4.1 Models’ prediction for the constant speed condition

As can be seen in Table 1, the Lasso models were able to predict the Powerful attribute with a coefficient of determination of 91% using only three predictors, the Aggressive attribute with a coefficient of determination of 86% using only one predictor, the Metallic attribute with a coefficient of determination of 84% using only two predictors, the Soft attribute with a coefficient of determination of 97% using only two predictors, the Vibrating attribute with a coefficient of determination of 85% using only three predictors, the Noisy attribute with a coefficient of determination of 95% using only two predictors, and the overall Desire-to-Buy with a coefficient of determination of 88% using only two predictors. The models derived from Lasso were also able to predict the average scores of PC1 with a coefficient of determination of 81% with only two predictors, and the average scores of PC2 with a coefficient of determination of 88% with only two predictors. All predictors were selected by the Lasso algorithm, which identifies the most relevant metrics (i.e., those that minimize prediction error) from the 127 available, with a maximum of three metrics per model.

The high adjusted coefficients of determination (adjusted R2) and low p-values indicate that each of these models can be considered statistically reliable. Based on the model’s estimated coefficients, the following conclusions can be drawn regarding the constant speed condition:

Powerful attribute: the specific loudness of Bark 4 positively impacts this model, while the specific loudness of Bark 14 and the level (dB) per 1/3 octave band of the 4,000 Hz band (3,548 Hz–4,467 Hz) negatively impact it. This means that 1) an increase in the energy in this low-frequency range (Bark 4) makes the sound feel more powerful and robust, 2) excessive energy in this higher frequency range (Bark 14) can make the sound feel less powerful, and 3) higher levels of energy in the 4,000 Hz band can reduce the overall sense of power.

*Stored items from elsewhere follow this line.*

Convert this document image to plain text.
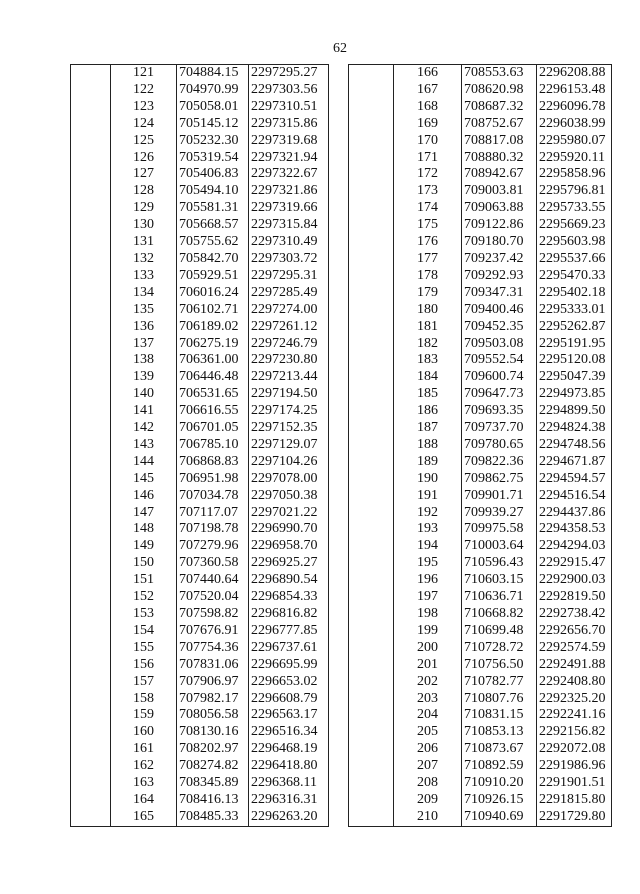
62
	121	704884.15	2297295.27
	122	704970.99	2297303.56
	123	705058.01	2297310.51
	124	705145.12	2297315.86
	125	705232.30	2297319.68
	126	705319.54	2297321.94
	127	705406.83	2297322.67
	128	705494.10	2297321.86
	129	705581.31	2297319.66
	130	705668.57	2297315.84
	131	705755.62	2297310.49
	132	705842.70	2297303.72
	133	705929.51	2297295.31
	134	706016.24	2297285.49
	135	706102.71	2297274.00
	136	706189.02	2297261.12
	137	706275.19	2297246.79
	138	706361.00	2297230.80
	139	706446.48	2297213.44
	140	706531.65	2297194.50
	141	706616.55	2297174.25
	142	706701.05	2297152.35
	143	706785.10	2297129.07
	144	706868.83	2297104.26
	145	706951.98	2297078.00
	146	707034.78	2297050.38
	147	707117.07	2297021.22
	148	707198.78	2296990.70
	149	707279.96	2296958.70
	150	707360.58	2296925.27
	151	707440.64	2296890.54
	152	707520.04	2296854.33
	153	707598.82	2296816.82
	154	707676.91	2296777.85
	155	707754.36	2296737.61
	156	707831.06	2296695.99
	157	707906.97	2296653.02
	158	707982.17	2296608.79
	159	708056.58	2296563.17
	160	708130.16	2296516.34
	161	708202.97	2296468.19
	162	708274.82	2296418.80
	163	708345.89	2296368.11
	164	708416.13	2296316.31
	165	708485.33	2296263.20
	166	708553.63	2296208.88
	167	708620.98	2296153.48
	168	708687.32	2296096.78
	169	708752.67	2296038.99
	170	708817.08	2295980.07
	171	708880.32	2295920.11
	172	708942.67	2295858.96
	173	709003.81	2295796.81
	174	709063.88	2295733.55
	175	709122.86	2295669.23
	176	709180.70	2295603.98
	177	709237.42	2295537.66
	178	709292.93	2295470.33
	179	709347.31	2295402.18
	180	709400.46	2295333.01
	181	709452.35	2295262.87
	182	709503.08	2295191.95
	183	709552.54	2295120.08
	184	709600.74	2295047.39
	185	709647.73	2294973.85
	186	709693.35	2294899.50
	187	709737.70	2294824.38
	188	709780.65	2294748.56
	189	709822.36	2294671.87
	190	709862.75	2294594.57
	191	709901.71	2294516.54
	192	709939.27	2294437.86
	193	709975.58	2294358.53
	194	710003.64	2294294.03
	195	710596.43	2292915.47
	196	710603.15	2292900.03
	197	710636.71	2292819.50
	198	710668.82	2292738.42
	199	710699.48	2292656.70
	200	710728.72	2292574.59
	201	710756.50	2292491.88
	202	710782.77	2292408.80
	203	710807.76	2292325.20
	204	710831.15	2292241.16
	205	710853.13	2292156.82
	206	710873.67	2292072.08
	207	710892.59	2291986.96
	208	710910.20	2291901.51
	209	710926.15	2291815.80
	210	710940.69	2291729.80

Aggressive attribute: the standard deviation (over time) of the frequency below which 85% of the total energy of the spectrum is contained negatively impacts this model, suggesting that less variation in high-frequency energy correlates with a more aggressive perception of the sound.

Metallic attribute: the specific loudness of Bark 5 and 16 have opposite impacts on this model. Specifically, to sound more metallic, an SSV sound should have less energy in the Bark 5 band and more energy in the Bark 16 band.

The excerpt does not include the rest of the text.